"Erinnerungen verändern sich"

Norbert Frei im Gespräch mit Britta Bürger · 12.10.2011
Als "holzschnittartig" bezeichnet der Historiker Norbert Frei die Vorstellung, "Erinnerungen gegen Geschichte zu stellen". Zwar begrüße er jedes Projekt, das das historische Bewusstsein fördere, im "Gedächtnis der Nation" werde Geschichte aber geformt und nicht abgefragt oder koserviert.
Britta Bürger: Im seit wenigen Tagen durch Deutschland tourenden Jahrhundertbus ist ein kleines Studio eingebaut, in dem jeder Interessierte eine halbe Stunde lang seine persönlichen Erinnerungen an bestimmte Situationen des vergangenen Jahrhunderts erzählen kann – Zeitzeugeninterviews vor laufender Videokamera. Von einer Redaktion bearbeitet werden dann Ausschnitte dieser Interviews online gestellt, zum Anklicken auf der Seite gedaechtnis-der-nation.de. Auch mein Kollege Gerd Brendel wollte mit seinen Erinnerungen in die Geschichte eingehen.

Gerd Brendels Versuch, einen Beitrag zum Gedächtnis der Nation zu liefern, dem neuen Geschichtsprojekt des ZDF-Journalisten Guido Knopp.

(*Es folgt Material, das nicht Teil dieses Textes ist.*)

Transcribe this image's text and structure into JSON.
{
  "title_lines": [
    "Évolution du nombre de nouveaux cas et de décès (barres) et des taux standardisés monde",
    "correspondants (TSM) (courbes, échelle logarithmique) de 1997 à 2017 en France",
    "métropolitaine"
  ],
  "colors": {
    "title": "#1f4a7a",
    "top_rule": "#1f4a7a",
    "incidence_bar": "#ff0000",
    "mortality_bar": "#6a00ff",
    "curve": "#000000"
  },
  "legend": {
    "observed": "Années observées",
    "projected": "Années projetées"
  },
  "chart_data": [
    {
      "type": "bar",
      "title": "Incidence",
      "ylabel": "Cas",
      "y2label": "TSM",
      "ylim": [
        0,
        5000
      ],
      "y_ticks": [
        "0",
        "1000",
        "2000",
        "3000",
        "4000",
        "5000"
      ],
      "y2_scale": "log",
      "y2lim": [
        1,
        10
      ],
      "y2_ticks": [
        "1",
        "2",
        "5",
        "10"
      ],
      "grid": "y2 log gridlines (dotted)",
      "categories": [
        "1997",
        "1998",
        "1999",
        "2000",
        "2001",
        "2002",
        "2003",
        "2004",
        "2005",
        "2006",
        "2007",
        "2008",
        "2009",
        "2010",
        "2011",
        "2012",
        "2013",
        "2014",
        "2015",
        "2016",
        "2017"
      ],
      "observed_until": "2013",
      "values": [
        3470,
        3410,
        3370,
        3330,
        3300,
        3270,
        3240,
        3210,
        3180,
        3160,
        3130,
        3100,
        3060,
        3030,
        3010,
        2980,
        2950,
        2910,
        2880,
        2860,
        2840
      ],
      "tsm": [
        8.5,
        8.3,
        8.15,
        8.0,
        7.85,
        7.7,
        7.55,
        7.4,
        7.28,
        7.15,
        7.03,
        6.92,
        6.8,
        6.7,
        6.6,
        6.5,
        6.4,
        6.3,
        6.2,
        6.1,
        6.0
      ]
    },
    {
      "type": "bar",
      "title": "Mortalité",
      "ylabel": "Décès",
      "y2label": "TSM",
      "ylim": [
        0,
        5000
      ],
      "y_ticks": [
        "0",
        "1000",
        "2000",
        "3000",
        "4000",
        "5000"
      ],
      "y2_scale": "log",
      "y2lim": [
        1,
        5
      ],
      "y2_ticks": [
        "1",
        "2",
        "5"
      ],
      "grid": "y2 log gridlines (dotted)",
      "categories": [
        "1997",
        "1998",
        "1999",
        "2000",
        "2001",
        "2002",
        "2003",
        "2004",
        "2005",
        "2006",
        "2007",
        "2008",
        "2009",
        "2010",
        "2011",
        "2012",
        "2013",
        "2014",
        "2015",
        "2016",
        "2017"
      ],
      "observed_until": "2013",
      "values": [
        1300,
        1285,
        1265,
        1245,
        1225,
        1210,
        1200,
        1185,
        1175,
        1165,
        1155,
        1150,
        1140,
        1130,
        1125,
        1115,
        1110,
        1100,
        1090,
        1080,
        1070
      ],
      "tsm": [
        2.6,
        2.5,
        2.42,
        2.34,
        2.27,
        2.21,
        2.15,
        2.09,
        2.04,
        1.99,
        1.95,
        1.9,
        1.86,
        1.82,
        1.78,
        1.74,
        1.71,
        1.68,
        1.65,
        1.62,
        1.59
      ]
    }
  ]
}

Gestern hat er es hier im "Radiofeuilleton" vorgestellt, die neue Online-Datenbank, auf der tausende Zeitzeugen ihre persönlichen Erinnerungen an das letzte Jahrhundert erzählen können, auf dass daraus das Gedächtnis der Nation entstehe. Viele Historiker haben das Projekt erst mal gelobt, zum Beispiel dafür, dass die Historikerzunft endlich anfängt, die Tragweite des Internets zu erkennen. Wir fragen heute Norbert Frei, Professor für Neuere und Neueste Geschichte an der Friedrich-Schiller-Universität Jena, was er von dem Projekt hält. Ich grüße Sie, Herr Frei!

Norbert Frei: Guten Tag, Frau Bürger!

Bürger: Ein Internetportal bewahrt das Gedächtnis der Nation, eine Fundgrube persönlicher Erinnerungen ergänzt die Geschichtsbücher – das klingt doch gerade mit Blick auf die junge internetaffine Generation erst mal ganz innovativ. Ist es das?

Frei: Ja, ich würde in jedem Fall erst mal sagen: Wir als Historiker müssen uns über jedes Projekt freuen, das am Ende dazu dienen kann, historisches Bewusstsein zu fördern. Die Frage ist, ob es dieses Projekt in der Form, in der es konzipiert ist, wirklich tun kann, denn es kann ja nicht nur darum gehen, gewissermaßen Rohmaterial für künftige Fernsehdokumentationen zusammenzu…, ich würde sagen, zusammenzuklauben, sondern es muss eigentlich – gerade auch mit diesem Titel und mit diesem Anspruch, der dahinter formuliert ist – um etwas mehr noch gehen.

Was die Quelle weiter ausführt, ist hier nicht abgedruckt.